In choosing the 63-year-old Robert Fiske, a former federal attorney and now partner in a top Wall Street law firm, Mrs Reno has picked a highly respected lawyer with wide experience in financial cases to lay bare the truth of a tale that has become a huge embarrassment for the President, even though both Clintons insist they did nothing wrong.
Mr Fiske said yesterday he considered no aspect of the affair off-limits, including the possibly connected suicide of the White House aide Vince Foster last July. He expects to interview both Clintons under oath and will appoint his own team of lawyers to underline his complete independence from the government.
The controversy, which first surfaced during the 1992 campaign, involves Governor Clinton's dealings with the Madison Guaranty savings bank of Little Rock, which failed in 1989 and whose chairman jointly owned the Whitewater real estate venture with the Clinton couple.
At issue is whether the Clintons shielded the bank from federal scrutiny in return for personal or political funding. Some of this money, it has been alleged, may have been funnelled through Whitewater.

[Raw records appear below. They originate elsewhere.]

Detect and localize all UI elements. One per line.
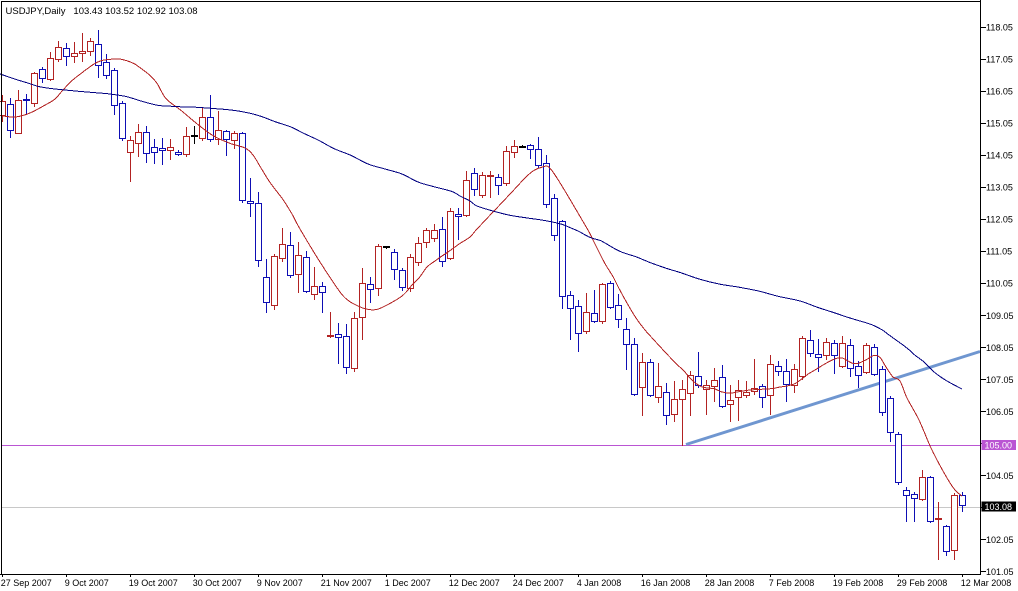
svg-text:4 Jan 2008: 4 Jan 2008 <box>577 578 622 588</box>
svg-text:30 Oct 2007: 30 Oct 2007 <box>193 578 242 588</box>
svg-text:28 Jan 2008: 28 Jan 2008 <box>705 578 755 588</box>
svg-text:1 Dec 2007: 1 Dec 2007 <box>385 578 431 588</box>
svg-text:7 Feb 2008: 7 Feb 2008 <box>769 578 815 588</box>
svg-text:16 Jan 2008: 16 Jan 2008 <box>641 578 691 588</box>
svg-text:9 Nov 2007: 9 Nov 2007 <box>257 578 303 588</box>
svg-text:115.05: 115.05 <box>986 119 1013 129</box>
svg-text:112.05: 112.05 <box>986 215 1013 225</box>
svg-text:12 Dec 2007: 12 Dec 2007 <box>449 578 500 588</box>
svg-text:102.05: 102.05 <box>986 535 1014 545</box>
svg-text:24 Dec 2007: 24 Dec 2007 <box>513 578 564 588</box>
svg-text:106.05: 106.05 <box>986 407 1014 417</box>
svg-text:116.05: 116.05 <box>986 87 1013 97</box>
svg-text:103.08: 103.08 <box>985 502 1013 512</box>
svg-text:19 Oct 2007: 19 Oct 2007 <box>129 578 178 588</box>
svg-text:113.05: 113.05 <box>986 183 1013 193</box>
svg-text:12 Mar 2008: 12 Mar 2008 <box>961 578 1012 588</box>
svg-text:29 Feb 2008: 29 Feb 2008 <box>897 578 948 588</box>
svg-text:108.05: 108.05 <box>986 343 1014 353</box>
svg-text:USDJPY,Daily 103.43 103.52 1: USDJPY,Daily 103.43 103.52 102.92 103.08 <box>6 6 198 17</box>
svg-text:27 Sep 2007: 27 Sep 2007 <box>1 578 52 588</box>
svg-text:111.05: 111.05 <box>986 247 1012 257</box>
svg-text:110.05: 110.05 <box>986 279 1013 289</box>
svg-text:105.00: 105.00 <box>985 441 1013 451</box>
svg-text:101.05: 101.05 <box>986 567 1014 577</box>
svg-text:9 Oct 2007: 9 Oct 2007 <box>65 578 109 588</box>
svg-text:118.05: 118.05 <box>986 23 1013 33</box>
svg-text:109.05: 109.05 <box>986 311 1014 321</box>
svg-text:107.05: 107.05 <box>986 375 1014 385</box>
svg-text:114.05: 114.05 <box>986 151 1013 161</box>
svg-text:117.05: 117.05 <box>986 55 1013 65</box>
svg-text:19 Feb 2008: 19 Feb 2008 <box>833 578 884 588</box>
svg-text:21 Nov 2007: 21 Nov 2007 <box>321 578 372 588</box>
svg-text:104.05: 104.05 <box>986 471 1014 481</box>
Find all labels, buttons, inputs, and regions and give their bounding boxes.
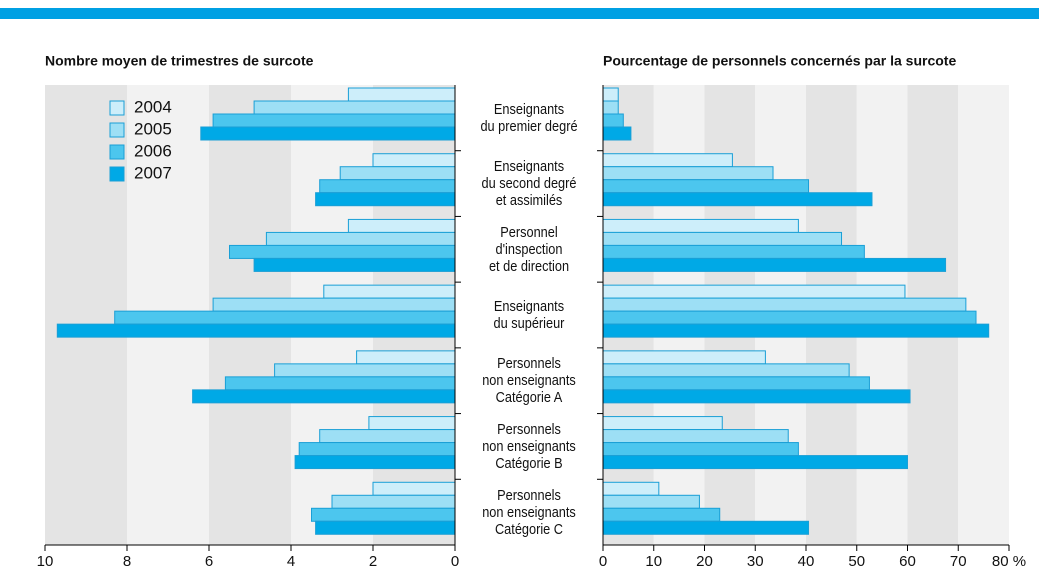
- bar: [602, 100, 619, 115]
- bar: [602, 218, 799, 233]
- x-tick-label: 10: [37, 553, 54, 570]
- bar: [602, 257, 947, 272]
- legend-label: 2004: [134, 97, 172, 116]
- bar: [602, 310, 977, 325]
- bar: [602, 389, 911, 404]
- bar: [602, 284, 906, 299]
- left-title: Nombre moyen de trimestres de surcote: [45, 53, 314, 69]
- x-tick-label: 0: [599, 553, 607, 570]
- bar: [347, 87, 456, 102]
- legend-label: 2007: [134, 163, 172, 182]
- x-tick-label: 60: [899, 553, 916, 570]
- legend-swatch: [109, 122, 125, 138]
- bar: [56, 323, 456, 338]
- bar: [602, 179, 810, 194]
- bar: [602, 507, 721, 522]
- bar: [347, 218, 456, 233]
- bar: [602, 442, 799, 457]
- bar: [372, 481, 456, 496]
- bar: [331, 494, 456, 509]
- bar: [602, 126, 632, 141]
- x-tick-label: 50: [848, 553, 865, 570]
- bar: [602, 416, 723, 431]
- category-label: Enseignants du premier degré: [480, 100, 578, 135]
- bar: [602, 429, 789, 444]
- bar: [274, 363, 456, 378]
- legend-swatch: [109, 144, 125, 160]
- bar: [114, 310, 456, 325]
- bar: [319, 429, 456, 444]
- x-tick-label: 30: [747, 553, 764, 570]
- bar: [602, 113, 624, 128]
- category-label: Personnels non enseignants Catégorie A: [482, 355, 576, 407]
- bar: [602, 244, 865, 259]
- bar: [212, 297, 456, 312]
- bar: [602, 494, 700, 509]
- bar: [319, 179, 456, 194]
- bar: [294, 455, 456, 470]
- bar: [315, 520, 456, 535]
- bar: [372, 153, 456, 168]
- x-tick-label: 0: [451, 553, 459, 570]
- legend-label: 2005: [134, 119, 172, 138]
- x-tick-label: 40: [798, 553, 815, 570]
- x-tick-label: 6: [205, 553, 213, 570]
- bar: [229, 244, 456, 259]
- bar: [602, 231, 843, 246]
- bar: [315, 192, 456, 207]
- category-label: Enseignants du second degré et assimilés: [481, 158, 577, 210]
- bar: [602, 192, 873, 207]
- bar: [602, 520, 810, 535]
- bar: [356, 350, 456, 365]
- bar: [224, 376, 456, 391]
- x-tick-label: 8: [123, 553, 131, 570]
- bar: [253, 100, 456, 115]
- bar: [253, 257, 456, 272]
- category-label: Enseignants du supérieur: [493, 298, 565, 332]
- bar: [602, 297, 967, 312]
- x-tick-label: 2: [369, 553, 377, 570]
- bar: [339, 166, 456, 181]
- bar: [200, 126, 456, 141]
- legend-swatch: [109, 100, 125, 116]
- bar: [192, 389, 456, 404]
- bar: [602, 350, 766, 365]
- x-tick-label: 10: [645, 553, 662, 570]
- category-label: Personnels non enseignants Catégorie B: [482, 420, 576, 472]
- bar: [298, 442, 456, 457]
- bar: [602, 153, 733, 168]
- bar: [311, 507, 456, 522]
- x-tick-label: 4: [287, 553, 295, 570]
- bar: [602, 363, 850, 378]
- legend-swatch: [109, 166, 125, 182]
- legend-label: 2006: [134, 141, 172, 160]
- bar: [602, 376, 870, 391]
- bar: [602, 166, 774, 181]
- x-tick-label: 80 %: [992, 553, 1026, 570]
- top-band: [0, 8, 1039, 19]
- x-tick-label: 20: [696, 553, 713, 570]
- bar: [323, 284, 456, 299]
- bar: [212, 113, 456, 128]
- bar: [602, 481, 660, 496]
- bar: [602, 323, 990, 338]
- category-label: Personnels non enseignants Catégorie C: [482, 486, 576, 538]
- bar: [602, 87, 619, 102]
- background-stripe: [45, 85, 127, 545]
- category-label: Personnel d'inspection et de direction: [488, 223, 570, 275]
- bar: [265, 231, 456, 246]
- x-tick-label: 70: [950, 553, 967, 570]
- bar: [602, 455, 908, 470]
- right-title: Pourcentage de personnels concernés par …: [603, 53, 956, 69]
- bar: [368, 416, 456, 431]
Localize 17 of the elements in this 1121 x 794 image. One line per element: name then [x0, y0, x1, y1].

Mr Fiske indicated that he would examine not only Madison and Whitewater but also the related matter of Capital Management, an Arkansas investment company whose former head claims he was pressed by the then Governor to lend dollars 300,000 (pounds 200,000) of private and public money to prop up Whitewater and Madison in the mid-1980s.
Yesterday's announcement is the end-product of a political clamour that last week finally obliged the Clintons to abandon their previous refusal to countenance a special counsel. That resistance, it is widely believed, stemmed less from Mr Clinton than from his wife. As attorney representing Madison in its dealings with the Arkansas authorities, she is probably more knowledgeable about 'Whitewater' than Mr Clinton, and at least as vulnerable to conflict of interest charges.
For the Clintons there is now at least the prospect of a little peace on the Whitewater front as the strictly secret independent counsel investigation proceeds. Yesterday brought the comfort, too, that for all the recent hubbub over his private and financial life, his approval rating is a solid 54 per cent - as good as or better than most of his predeccessors after their first year in office.